Собственно говоря, многочисленные отделы и подразделения "Русского Ордена" занимались практически всеми жизненно важными направлениями: политикой, образованием, культурой, религией, вооруженными силами, молодежными течениями, партиями, финансами, безопасностью государства и разведкой в других странах, а многие его члены занимали официальные высокие посты и в правительственном аппарате, и в Совете Федерации, и в Армии, и в других силовых структурах. Можно было утверждать с достаточной долей вероятности, что "Русский Орден" был именно той силой, которая могла взять власть, если бы к этому оказались определенные предпосылки, или если бы в стране внезапно началась анархия. Он был готов к этому и мог начать действительное, а не мнимое возрождение России.
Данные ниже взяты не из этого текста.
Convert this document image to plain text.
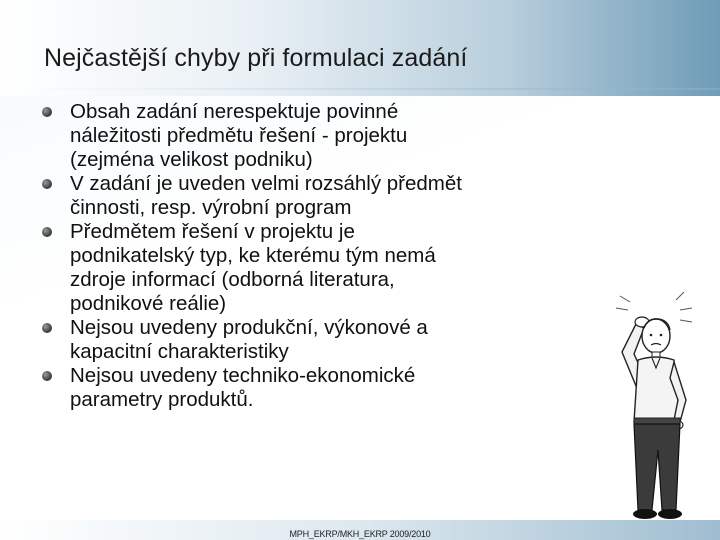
Nejčastější chyby při formulaci zadání
Obsah zadání nerespektuje povinné
náležitosti předmětu řešení - projektu
(zejména velikost podniku)
V zadání je uveden velmi rozsáhlý předmět
činnosti, resp. výrobní program
Předmětem řešení v projektu je
podnikatelský typ, ke kterému tým nemá
zdroje informací (odborná literatura,
podnikové reálie)
Nejsou uvedeny produkční, výkonové a
kapacitní charakteristiky
Nejsou uvedeny techniko-ekonomické
parametry produktů.
MPH_EKRP/MKH_EKRP 2009/2010
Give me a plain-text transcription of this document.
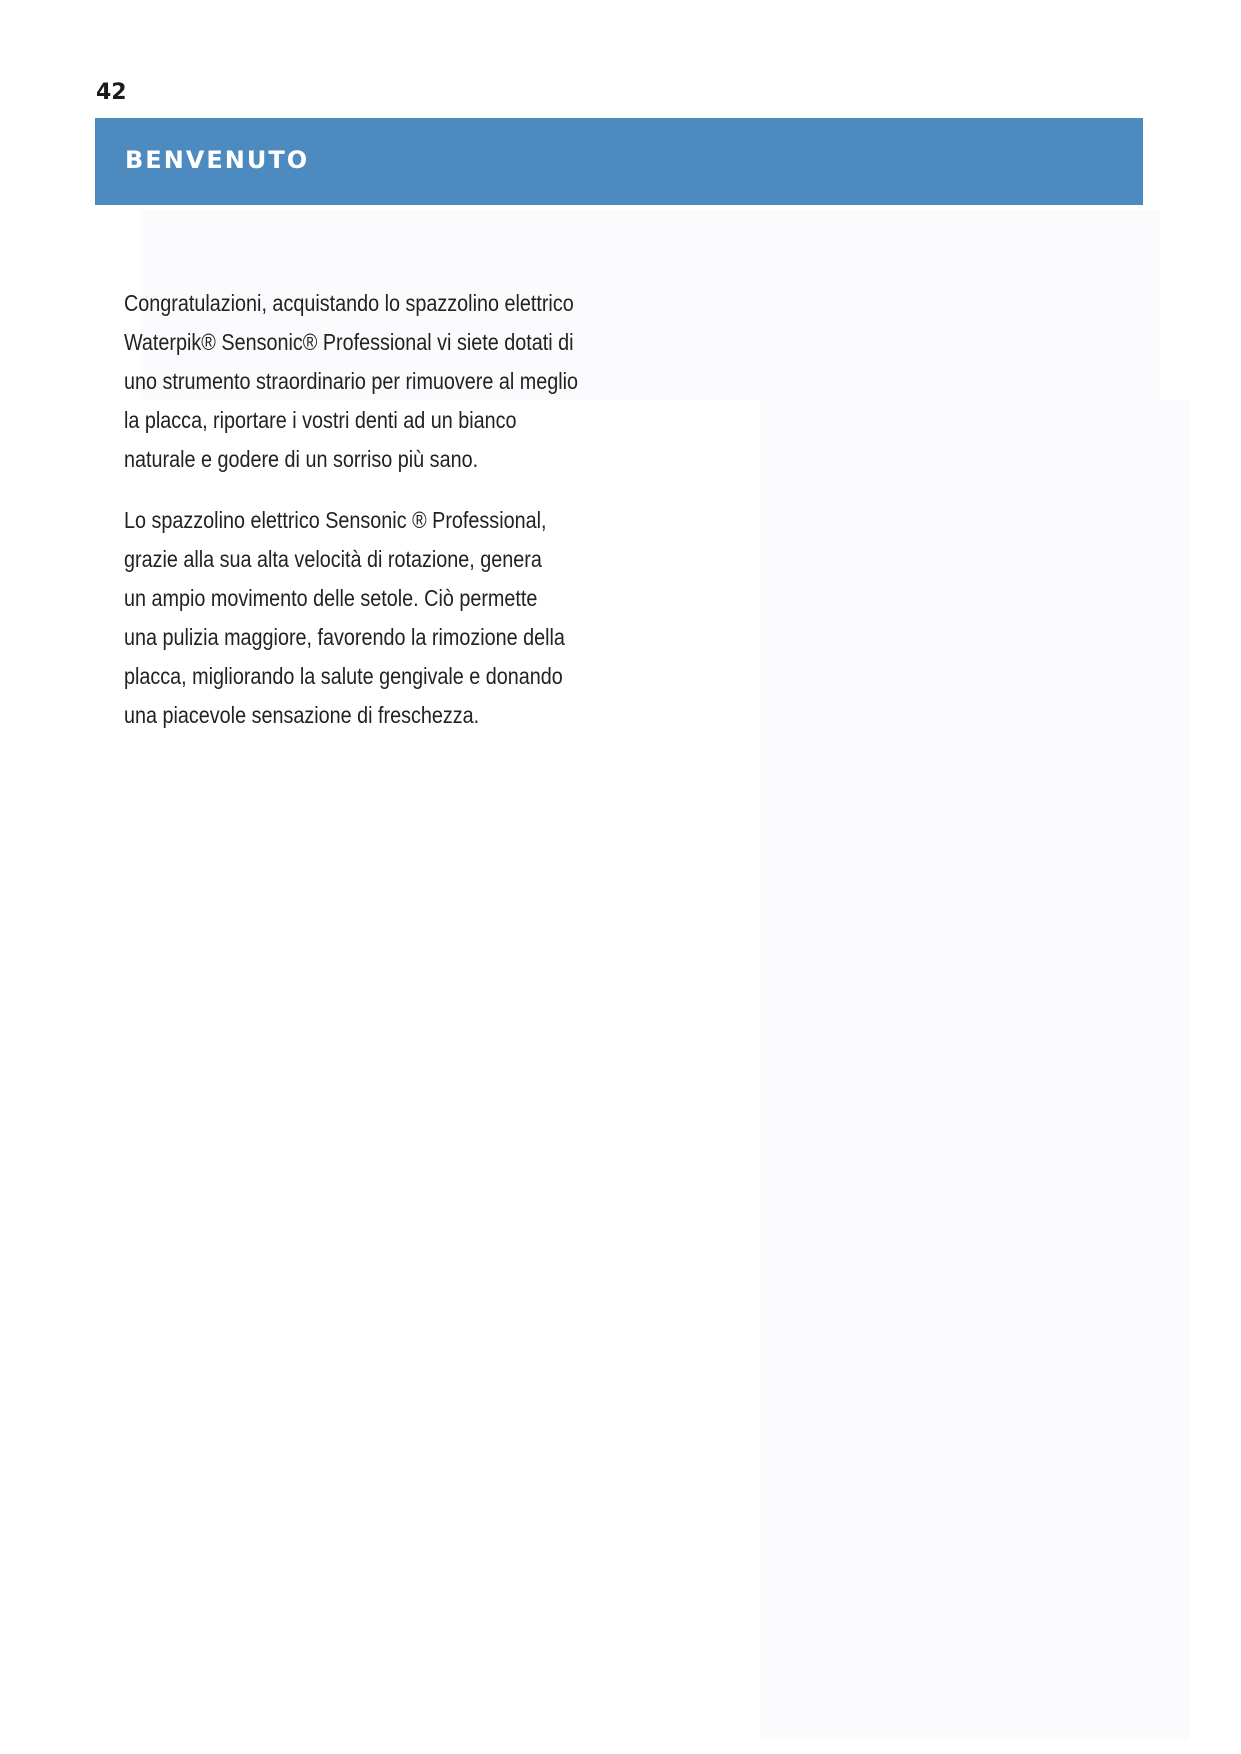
42
BENVENUTO

Congratulazioni, acquistando lo spazzolino elettrico
Waterpik® Sensonic® Professional vi siete dotati di
uno strumento straordinario per rimuovere al meglio
la placca, riportare i vostri denti ad un bianco
naturale e godere di un sorriso più sano.

Lo spazzolino elettrico Sensonic ® Professional,
grazie alla sua alta velocità di rotazione, genera
un ampio movimento delle setole. Ciò permette
una pulizia maggiore, favorendo la rimozione della
placca, migliorando la salute gengivale e donando
una piacevole sensazione di freschezza.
Подлинный "Русский Орден", к которому принадлежали Киреевский, Днищев, Кротов ни в коей мере нельзя было путать с другим тайным обществом, который вышел из недр Генштаба еще в конце прошлого века, и который иногда назывался точно также. Тот "Орден" был создан генералом Дмитрием Алексеевичем Милютиным, прожившим долгую жизнь, удостоенным титулов графа и фельдмаршала, а умершим незадолго до Первой Мировой войны. Он был заядлым германофилом, но воспитал целое поколение русских военачальников, создал школу геополитики. Среди его учеников были такие известные личности, как Лавр Корнилов, Александр Колчак, атаман Григорий Семенов, генералы Рузский, Радко-Дмитриев, Янушкевич, Масарик, Редль, Дмитриев, Аралов, Дмитриевич-Апис. Многие из этих фигур руководили в последствии Генштабом, реализовывали планы Милютина в жизнь. Можно упомянуть и еще двух человек военных министров Николая II – Куропаткина и Редигера. Впоследствии они послужили и на фронтах гражданской войны (но большинство – на стороне красных), а в дальнейшем погибли в застенках ЧК. Этот "Орден", руководимых из тайного центра, по существу вел Россию к пропасти, не учитывал ее национальные интересы, всецело вдохновлялся из-за рубежа (в основном, Германии) и оставил в истории достаточно кровавых следов своей деятельности. Он был масонским по своей сути и поставленным задачам, участвовал в заговоре против царя, а это едва ли не самое тяжкое преступление, которое может совершить человек в своей жизни. Вот почему этот лже-"Орден" можно было бы всецело определить, как русомасонский, но его апологеты в конце двадцатого века вновь поднимали головы, беря идеи Милютина на щит.
Об этом и беседовали Днищев с Киреевским, стоя несколько отстранено на митинге возле памятника Пушкину, слушая яростные выкрики "Господина Ду", пока к ним не присоединился их старший товарищ – Кротов.
– 4 –
Генерал Бордовских был мозгом этой операции, а кто был душой неизвестно, да и вряд ли она вообще имелась. По крайней мере, сам генерал об этом не знал. Ему поручили – он начал планировать и выполнять. А поручили на совещании высшего руководства Организации, которая ставила своею целью смену политического курса России. Уже несколько лет режим гнил, падал из дряхлеющих рук и принимал все более уродливые формы. Это чувствовалось всеми, копилась ненависть к Первому, впавшему в маразм, требовалось трансформация органов власти, но … все оставалось по-прежнему. Сделать ничего не могли. Слишком сильны были противоборствующие силы, стоящие за спиной Президента. И тогда роль спасителя Отечества взяла на себя Организация. Собственно, структурная ее часть была почти невидима, неосязаема. Была политическая воля, была национально-патриотическая ориентация, были информационная поддержка, были принимаемые решения и были исполнители. Причем задействованы были самые высокопрофессиональные специалисты, бывшие и действующие сотрудники спецслужб, аналитики, практики своего дела.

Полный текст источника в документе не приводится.